Questions: Hydraulic Diameter and Non-Circular Conduits
5 questions to test your understanding
Score: 0 / 5
Question 1 Multiple Choice
A rectangular HVAC duct is 0.5 m wide and 0.5 m tall (a square cross-section). What is its hydraulic diameter?
A0.354 m — the diagonal divided by √2
B0.5 m — equal to the side length
C0.25 m — half the side length
D0.707 m — the diagonal of the square
D_h = 4A/P = 4(0.5 × 0.5)/(4 × 0.5) = 4(0.25)/2.0 = 0.5 m. For a square duct with side a, D_h = 4a²/4a = a. This is a useful sanity check: a square's hydraulic diameter equals its side length, not its diagonal or any other geometric mean. The hydraulic diameter formula always reduces to the actual diameter for a circle, and to the side length for a square.

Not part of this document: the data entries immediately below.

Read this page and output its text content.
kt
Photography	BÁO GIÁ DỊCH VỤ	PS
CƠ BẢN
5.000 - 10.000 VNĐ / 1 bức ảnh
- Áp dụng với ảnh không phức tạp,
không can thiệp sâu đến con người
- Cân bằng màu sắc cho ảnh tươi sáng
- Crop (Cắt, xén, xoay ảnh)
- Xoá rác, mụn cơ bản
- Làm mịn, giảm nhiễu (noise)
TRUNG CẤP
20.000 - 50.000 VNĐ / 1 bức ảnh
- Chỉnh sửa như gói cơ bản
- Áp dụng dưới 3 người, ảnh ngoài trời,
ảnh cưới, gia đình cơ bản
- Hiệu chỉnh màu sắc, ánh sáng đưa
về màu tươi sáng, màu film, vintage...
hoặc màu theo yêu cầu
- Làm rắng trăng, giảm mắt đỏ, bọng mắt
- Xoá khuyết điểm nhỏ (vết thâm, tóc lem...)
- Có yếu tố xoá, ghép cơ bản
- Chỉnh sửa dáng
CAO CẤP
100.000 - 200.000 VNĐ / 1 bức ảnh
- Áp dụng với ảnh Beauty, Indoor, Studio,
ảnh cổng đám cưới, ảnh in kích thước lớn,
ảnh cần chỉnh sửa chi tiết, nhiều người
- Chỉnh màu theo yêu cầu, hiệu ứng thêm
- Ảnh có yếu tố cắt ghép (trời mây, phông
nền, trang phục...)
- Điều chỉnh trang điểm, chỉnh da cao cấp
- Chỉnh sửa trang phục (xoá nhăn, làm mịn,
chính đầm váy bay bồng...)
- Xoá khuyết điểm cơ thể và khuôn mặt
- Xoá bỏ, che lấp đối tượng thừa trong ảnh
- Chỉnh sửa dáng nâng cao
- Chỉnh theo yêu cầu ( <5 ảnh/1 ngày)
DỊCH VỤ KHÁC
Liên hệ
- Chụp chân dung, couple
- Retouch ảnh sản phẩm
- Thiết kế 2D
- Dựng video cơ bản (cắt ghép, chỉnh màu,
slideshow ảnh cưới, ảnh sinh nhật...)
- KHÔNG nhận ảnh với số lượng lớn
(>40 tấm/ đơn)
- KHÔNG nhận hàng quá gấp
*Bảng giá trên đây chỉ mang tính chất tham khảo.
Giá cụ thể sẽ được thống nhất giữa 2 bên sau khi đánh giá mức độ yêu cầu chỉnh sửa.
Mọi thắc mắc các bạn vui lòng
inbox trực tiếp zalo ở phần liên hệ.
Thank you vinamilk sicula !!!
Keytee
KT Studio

Question 2 Multiple Choice
An engineer applies the hydraulic diameter formula to a very flat rectangular duct (1.0 m wide, 0.02 m tall) and uses the result in the Moody chart to estimate friction losses. Compared to a compact (nearly square) duct with the same D_h, the flat duct's actual friction factor will likely:
ABe the same — the hydraulic diameter fully captures all geometry effects
BBe lower — the flat duct has less surface area per unit volume
CBe higher — corner effects and non-uniform velocity profiles in elongated ducts cause greater friction than circular-pipe correlations predict
DBe unpredictable — the Moody chart cannot be applied to any non-circular duct
The hydraulic diameter is an empirical approximation that works best for compact, nearly equilateral cross-sections. For highly elongated ducts (aspect ratio much greater than 4:1), the velocity profile near the corners differs fundamentally from the parabolic profile assumed in circular-pipe correlations, and secondary flow structures cause additional friction. The H_h correlation systematically under-predicts friction for flat ducts approaching the parallel-plate geometry. Engineers working with high-aspect-ratio ducts should use analytical solutions (which exist for parallel plates) or correction factors rather than trusting the Moody chart directly.
Question 3 True / False
For a circular pipe of diameter D, the hydraulic diameter formula D_h = 4A/P gives a result equal to D.
TTrue
FFalse
Answer: True
This is the required sanity check. A circle has area A = πD²/4 and perimeter P = πD. Therefore D_h = 4(πD²/4)/(πD) = πD²/(πD) = D. The factor of 4 in the formula was specifically chosen to ensure this — without the factor of 4, D_h would equal D/4 for a circle, which would make the formula useless for the intended purpose of extending circular-pipe correlations to non-circular geometries.
Question 4 True / False
The hydraulic diameter of a non-circular duct should be computed as the geometric average (square root of width × height) of its cross-sectional dimensions.
TTrue
FFalse
Answer: False
The hydraulic diameter is D_h = 4A/P (four times the cross-sectional area divided by the wetted perimeter), not a geometric average of dimensions. The physical reasoning is that friction scales with the ratio of area to wetted perimeter, not with any average of dimensions. For a rectangle of width W and height H: D_h = 4(WH)/(2(W+H)) = 2WH/(W+H). For a square (W=H=a): D_h = a. The geometric mean √(WH) would give √(a²) = a for a square but would give different (wrong) values for other geometries.
Question 5 Short Answer
Explain the physical reasoning behind the formula D_h = 4A/P — specifically, why friction in a duct scales with the ratio of cross-sectional area to wetted perimeter, and why the factor of 4 is included.
Think about your answer, then reveal below.
Model answer: Friction loss in internal flow comes from the shear stress exerted by the walls on the fluid. Every unit of wetted perimeter (wall contact) generates friction, while cross-sectional area carries the flow. A passage with high P/A has lots of wall per unit of flow area — it's 'friction-heavy.' A passage with low P/A has less wall per unit area — less friction per unit flow. The ratio A/P (or its reciprocal) captures this balance. The factor of 4 is a normalization convention chosen so that D_h equals the actual diameter D for a circular pipe (since a circle's A/P = D/4, multiplying by 4 gives D). This ensures all existing circular-pipe correlations apply without a correction constant.
The hydraulic diameter is fundamentally an empirical similarity parameter: it matches the friction characteristics of non-circular passages to the best-studied case (circular pipes) by equating their A/P ratios. It works well when the velocity profile shape is similar — compact geometries where no dimension is much larger than another. It fails for highly elongated geometries where the profile differs fundamentally from the circular-pipe parabola.